Non inscrit, il est membre de la Commission des affaires étrangères et vice-président de l’Intergroupe d’étude des problèmes de l’information. La victoire de la gauche place le député de la Somme dans l’opposition, mais surtout commence une lutte acharnée de la nouvelle majorité contre le groupe de Robert Hersant qui a acheté l’Aurore en 1978, lancé la même année le Figaro Magazine et ne fait pas mystère de son engagement politique à droite. En 1981, André Audinot entre au conseil d’administration de l’Agence France-Presse. L’offensive a lieu en 1982. Robert Hersant et André Audinot sont inculpés d’infraction à l’ordonnance du 24 août 1944 relative à l’organisation de la presse française, la levée de l’immunité parlementaire est demandée. Elle ne sera pas obtenue car Audinot se bat avec conviction et opiniâtreté notamment devant les députés en septembre. Le 2 février 1984, il dépose une proposition de loi tendant à la protection des sources d’information des journalistes et des directeurs de publication. Le combat engagé en 1982 par le gouvernement Mauroy aboutit au vote de la loi du 23 octobre 1984, dite « loi anti-Hersant » destinée à limiter la concentration de la presse française.
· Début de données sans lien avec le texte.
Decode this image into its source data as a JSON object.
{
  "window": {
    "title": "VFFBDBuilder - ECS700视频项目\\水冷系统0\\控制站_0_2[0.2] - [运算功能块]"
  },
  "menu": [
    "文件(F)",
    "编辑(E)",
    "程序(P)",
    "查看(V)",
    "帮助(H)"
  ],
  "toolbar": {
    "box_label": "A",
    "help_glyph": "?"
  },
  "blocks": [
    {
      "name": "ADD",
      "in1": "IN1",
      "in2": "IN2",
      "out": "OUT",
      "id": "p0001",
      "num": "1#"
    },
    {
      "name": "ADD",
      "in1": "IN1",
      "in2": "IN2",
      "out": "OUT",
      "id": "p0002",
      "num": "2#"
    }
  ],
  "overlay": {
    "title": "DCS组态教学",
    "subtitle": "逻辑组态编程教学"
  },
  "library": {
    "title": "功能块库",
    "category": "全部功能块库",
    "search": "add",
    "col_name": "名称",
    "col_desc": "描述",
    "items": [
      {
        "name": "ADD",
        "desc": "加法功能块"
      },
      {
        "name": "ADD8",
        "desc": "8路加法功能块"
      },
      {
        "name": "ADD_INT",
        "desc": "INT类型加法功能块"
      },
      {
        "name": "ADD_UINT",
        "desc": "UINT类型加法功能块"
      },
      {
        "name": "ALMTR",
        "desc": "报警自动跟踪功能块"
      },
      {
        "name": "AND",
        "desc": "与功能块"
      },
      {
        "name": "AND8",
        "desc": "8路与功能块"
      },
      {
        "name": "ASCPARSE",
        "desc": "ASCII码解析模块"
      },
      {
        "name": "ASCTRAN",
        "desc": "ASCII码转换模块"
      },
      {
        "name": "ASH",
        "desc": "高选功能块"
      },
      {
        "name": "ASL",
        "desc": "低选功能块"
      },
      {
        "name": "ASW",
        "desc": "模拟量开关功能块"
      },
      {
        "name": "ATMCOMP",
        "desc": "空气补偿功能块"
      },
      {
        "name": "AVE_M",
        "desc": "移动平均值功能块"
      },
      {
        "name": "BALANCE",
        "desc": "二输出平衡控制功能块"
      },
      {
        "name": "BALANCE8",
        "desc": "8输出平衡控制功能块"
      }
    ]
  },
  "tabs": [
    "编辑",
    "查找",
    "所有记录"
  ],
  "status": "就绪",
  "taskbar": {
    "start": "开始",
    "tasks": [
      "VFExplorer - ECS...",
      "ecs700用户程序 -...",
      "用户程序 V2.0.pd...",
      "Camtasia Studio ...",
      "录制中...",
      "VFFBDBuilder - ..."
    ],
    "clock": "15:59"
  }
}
Attaqué, André Audinot s’engage vigoureusement contre les initiatives de la gauche au pouvoir. Le député de la Somme publie alors un essai en 1982, La Gangrène des libertés, qui résume ses combats. Après la défense de la presse, il manifeste pour la liberté de l’enseignement. Il est présent lors du grand défilé de janvier 1984 à Lille contre le projet de loi Savary portant sur la réforme du système éducatif.
Entre-temps, Audinot s’est rapproché du Rassemblement pour la République (RPR) de Jacques Chirac tout en demeurant au Nouveau contrat social dont il devient vice-président en 1985. Il est présent aux journées parlementaires du parti gaulliste en 1982. En 1985, il accède à la vice-présidence du Conseil régional de Picardie. Aussi c’est lui qui, le 16 mars 1986, conduit la liste de « l’Opposition unie » qui rassemble le RPR, l’Union pour la démocratie française (UDF), le Centre national des indépendants et paysans (CNIP) et les non-inscrits. La liste Audinot arrive en tête des neuf listes présentées dans la Somme (107 931 voix, 36,8%) et obtient trois sièges (André Audinot, Gilles de Robien, Joël Hart), contre deux à la liste de la majorité présidentielle – socialiste- qui obtient 30,6 % des suffrages et un à la liste du Parti communiste (14,5 % des voix). Comme le souligne le quotidien proche du Parti socialiste Le Matin, Audinot est l’un des neuf députés, liés d’une façon ou d’une autre au groupe Hersant, à rejoindre l’Assemblée, parmi lesquels on compte Robert Hersant, son fils Jacques ou encore Alain Griotteray. En 1986, Audinot n’est toujours membre d’aucun groupe, contrairement à son fils Gautier, apparenté UDF, qui vient d’être élu dans l’Isère.
Un mois plus tard, le 18 avril, André Audinot est victime d’une crise cardiaque à 52 ans. C’est Pierre Claisse (UDF-CDS), quatrième sur la liste, vice-président du Conseil général qui lui succède à l’Assemblée nationale.